Annexe 8 : Union analytique et union synthétique du bonheur et de la vertu

 

Deux déterminations nécessairement unies dans un concept doivent être enchaînées comme principe et conséquence ; et cela de façon à ce que cette unité soit considérée ou comme analytique (connexion logique) d'après la loi de l'identité, ou comme synthétique (liaison réelle) d'après la loi de la causalité. La connexion de la vertu et du bonheur peut donc être comprise de deux manières différentes : ou l'effort pour être vertueux et la recherche rationnelle du bonheur ne seraient pas deux actions distinctes, mais complètement identiques, et alors il n'y aurait besoin, pour servir de principe à la première, d'aucune maxime autre que celles qui servent de principe à la seconde ; ou bien cette connexion est supposée par ce fait que la vertu produit le bonheur comme quelque chose de tout à fait distinct de la conscience de la vertu, à la manière dont la cause produit un effet.

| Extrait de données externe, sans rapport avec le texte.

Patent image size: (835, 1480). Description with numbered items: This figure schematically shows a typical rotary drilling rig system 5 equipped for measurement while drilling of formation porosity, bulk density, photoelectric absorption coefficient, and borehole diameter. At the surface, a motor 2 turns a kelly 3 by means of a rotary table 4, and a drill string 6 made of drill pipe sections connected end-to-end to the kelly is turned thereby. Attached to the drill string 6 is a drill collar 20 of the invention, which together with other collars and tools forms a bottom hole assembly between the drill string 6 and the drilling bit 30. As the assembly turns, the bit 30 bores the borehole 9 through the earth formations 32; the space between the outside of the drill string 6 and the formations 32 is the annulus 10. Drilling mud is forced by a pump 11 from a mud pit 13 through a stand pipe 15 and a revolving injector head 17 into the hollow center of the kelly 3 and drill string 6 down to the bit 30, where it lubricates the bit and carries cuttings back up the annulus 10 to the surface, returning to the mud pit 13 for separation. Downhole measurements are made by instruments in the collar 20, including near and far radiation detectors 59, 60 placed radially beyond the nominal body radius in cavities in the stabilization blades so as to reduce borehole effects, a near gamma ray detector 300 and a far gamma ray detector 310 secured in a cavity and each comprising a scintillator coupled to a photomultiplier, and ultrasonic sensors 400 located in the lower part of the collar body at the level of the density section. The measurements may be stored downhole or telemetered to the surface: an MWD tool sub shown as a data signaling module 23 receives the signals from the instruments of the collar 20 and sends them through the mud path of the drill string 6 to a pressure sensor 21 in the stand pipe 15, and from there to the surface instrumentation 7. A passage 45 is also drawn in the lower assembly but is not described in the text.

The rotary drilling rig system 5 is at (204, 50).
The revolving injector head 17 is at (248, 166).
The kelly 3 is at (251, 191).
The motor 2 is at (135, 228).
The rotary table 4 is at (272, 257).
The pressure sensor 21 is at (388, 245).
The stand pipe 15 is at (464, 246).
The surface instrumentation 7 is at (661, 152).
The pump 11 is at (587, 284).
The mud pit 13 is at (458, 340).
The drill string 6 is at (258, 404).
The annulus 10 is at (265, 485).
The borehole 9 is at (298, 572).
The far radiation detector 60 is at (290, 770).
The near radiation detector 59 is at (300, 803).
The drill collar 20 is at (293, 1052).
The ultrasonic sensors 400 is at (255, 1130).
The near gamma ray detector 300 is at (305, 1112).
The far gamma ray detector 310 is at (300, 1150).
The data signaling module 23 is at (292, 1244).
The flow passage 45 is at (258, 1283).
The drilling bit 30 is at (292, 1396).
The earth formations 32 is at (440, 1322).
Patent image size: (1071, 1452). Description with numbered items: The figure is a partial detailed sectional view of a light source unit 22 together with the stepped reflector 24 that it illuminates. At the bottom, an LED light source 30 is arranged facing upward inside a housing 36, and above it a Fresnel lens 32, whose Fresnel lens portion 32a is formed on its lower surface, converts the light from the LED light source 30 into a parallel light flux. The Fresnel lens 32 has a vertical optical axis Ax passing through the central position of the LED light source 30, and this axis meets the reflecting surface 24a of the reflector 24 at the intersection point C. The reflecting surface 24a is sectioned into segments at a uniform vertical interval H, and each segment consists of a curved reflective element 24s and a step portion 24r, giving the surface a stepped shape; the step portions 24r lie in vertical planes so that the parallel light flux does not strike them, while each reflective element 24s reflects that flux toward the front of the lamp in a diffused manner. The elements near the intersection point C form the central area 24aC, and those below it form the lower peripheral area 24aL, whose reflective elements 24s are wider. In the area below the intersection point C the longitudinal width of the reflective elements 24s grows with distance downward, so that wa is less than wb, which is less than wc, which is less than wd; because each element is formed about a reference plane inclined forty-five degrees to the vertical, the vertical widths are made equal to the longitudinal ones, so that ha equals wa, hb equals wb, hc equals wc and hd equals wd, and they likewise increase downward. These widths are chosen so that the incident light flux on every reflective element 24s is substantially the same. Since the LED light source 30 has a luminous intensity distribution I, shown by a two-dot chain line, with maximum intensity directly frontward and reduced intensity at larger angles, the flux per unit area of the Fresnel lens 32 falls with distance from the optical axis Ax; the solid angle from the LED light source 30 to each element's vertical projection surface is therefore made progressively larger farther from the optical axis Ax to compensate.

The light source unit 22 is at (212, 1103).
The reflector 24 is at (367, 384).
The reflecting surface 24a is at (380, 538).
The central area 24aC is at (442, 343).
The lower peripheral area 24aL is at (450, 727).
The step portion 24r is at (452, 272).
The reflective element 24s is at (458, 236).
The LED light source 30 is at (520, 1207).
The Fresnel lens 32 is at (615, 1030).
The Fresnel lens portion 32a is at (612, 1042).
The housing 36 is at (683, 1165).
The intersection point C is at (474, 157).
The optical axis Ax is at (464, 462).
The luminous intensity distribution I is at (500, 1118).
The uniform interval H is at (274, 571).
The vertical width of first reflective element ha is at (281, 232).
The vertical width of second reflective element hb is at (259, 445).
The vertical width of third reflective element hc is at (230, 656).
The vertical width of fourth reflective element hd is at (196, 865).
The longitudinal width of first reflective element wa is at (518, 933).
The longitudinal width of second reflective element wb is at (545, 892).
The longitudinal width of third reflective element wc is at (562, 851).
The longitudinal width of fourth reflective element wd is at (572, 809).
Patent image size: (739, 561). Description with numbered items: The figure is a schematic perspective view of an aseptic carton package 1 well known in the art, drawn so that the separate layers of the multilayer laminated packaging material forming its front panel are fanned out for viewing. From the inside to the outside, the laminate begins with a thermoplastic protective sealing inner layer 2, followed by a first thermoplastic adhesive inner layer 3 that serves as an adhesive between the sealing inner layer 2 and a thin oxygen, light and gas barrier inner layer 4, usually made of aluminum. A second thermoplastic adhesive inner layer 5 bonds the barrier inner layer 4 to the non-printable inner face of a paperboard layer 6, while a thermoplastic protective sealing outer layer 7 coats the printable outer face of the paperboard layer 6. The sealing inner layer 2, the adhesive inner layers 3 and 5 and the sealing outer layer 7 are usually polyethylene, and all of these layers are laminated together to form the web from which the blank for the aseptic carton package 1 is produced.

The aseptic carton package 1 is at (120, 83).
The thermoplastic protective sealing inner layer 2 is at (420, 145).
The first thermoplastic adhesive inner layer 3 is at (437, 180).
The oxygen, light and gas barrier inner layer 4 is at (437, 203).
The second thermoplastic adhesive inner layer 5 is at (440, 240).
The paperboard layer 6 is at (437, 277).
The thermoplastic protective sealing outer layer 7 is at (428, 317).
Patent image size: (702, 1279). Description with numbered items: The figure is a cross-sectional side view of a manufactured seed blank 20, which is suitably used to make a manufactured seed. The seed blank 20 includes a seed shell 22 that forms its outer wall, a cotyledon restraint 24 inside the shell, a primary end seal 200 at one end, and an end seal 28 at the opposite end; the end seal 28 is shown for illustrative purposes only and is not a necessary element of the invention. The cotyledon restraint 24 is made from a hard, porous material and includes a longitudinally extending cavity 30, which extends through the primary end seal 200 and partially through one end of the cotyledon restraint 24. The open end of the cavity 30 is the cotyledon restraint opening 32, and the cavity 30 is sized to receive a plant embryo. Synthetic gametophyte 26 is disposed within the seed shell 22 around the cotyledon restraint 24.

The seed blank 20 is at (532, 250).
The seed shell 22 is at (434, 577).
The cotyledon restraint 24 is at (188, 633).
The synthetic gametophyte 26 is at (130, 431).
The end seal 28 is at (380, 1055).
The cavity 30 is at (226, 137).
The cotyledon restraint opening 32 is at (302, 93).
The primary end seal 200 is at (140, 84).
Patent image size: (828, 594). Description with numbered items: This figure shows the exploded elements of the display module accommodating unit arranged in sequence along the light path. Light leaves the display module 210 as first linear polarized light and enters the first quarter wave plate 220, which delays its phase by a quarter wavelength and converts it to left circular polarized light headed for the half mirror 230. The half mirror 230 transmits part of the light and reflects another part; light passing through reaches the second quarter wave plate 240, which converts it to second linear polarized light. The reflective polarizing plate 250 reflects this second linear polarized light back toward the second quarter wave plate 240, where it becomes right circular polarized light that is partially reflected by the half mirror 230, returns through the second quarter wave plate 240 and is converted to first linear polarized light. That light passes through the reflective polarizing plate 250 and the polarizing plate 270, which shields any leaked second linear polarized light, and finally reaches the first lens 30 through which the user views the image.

Parmi les anciennes écoles grecques, il n'y en a à proprement parler que deux qui ont suivi, dans la détermination du concept du souverain bien, une même méthode, en tant qu'elles n'ont pas admis la vertu et le bonheur comme deux éléments différents du souverain bien, qu'elles ont par conséquent cherché l'unité du principe, suivant la règle de l'identité ; mais, sur ce point, elles se sont séparées à leur tour en choisissant différemment leur concept fondamental. L'Épicurien disait : avoir conscience de sa maxime conduit au bonheur, c'est là la vertu ; le Stoïcien : avoir conscience de la vertu, voilà le bonheur. Pour le premier la prudence équivalait à la moralité ; pour le second, qui choisissait une plus haute dénomination pour la vertu, la moralité était seule la sagesse véritable.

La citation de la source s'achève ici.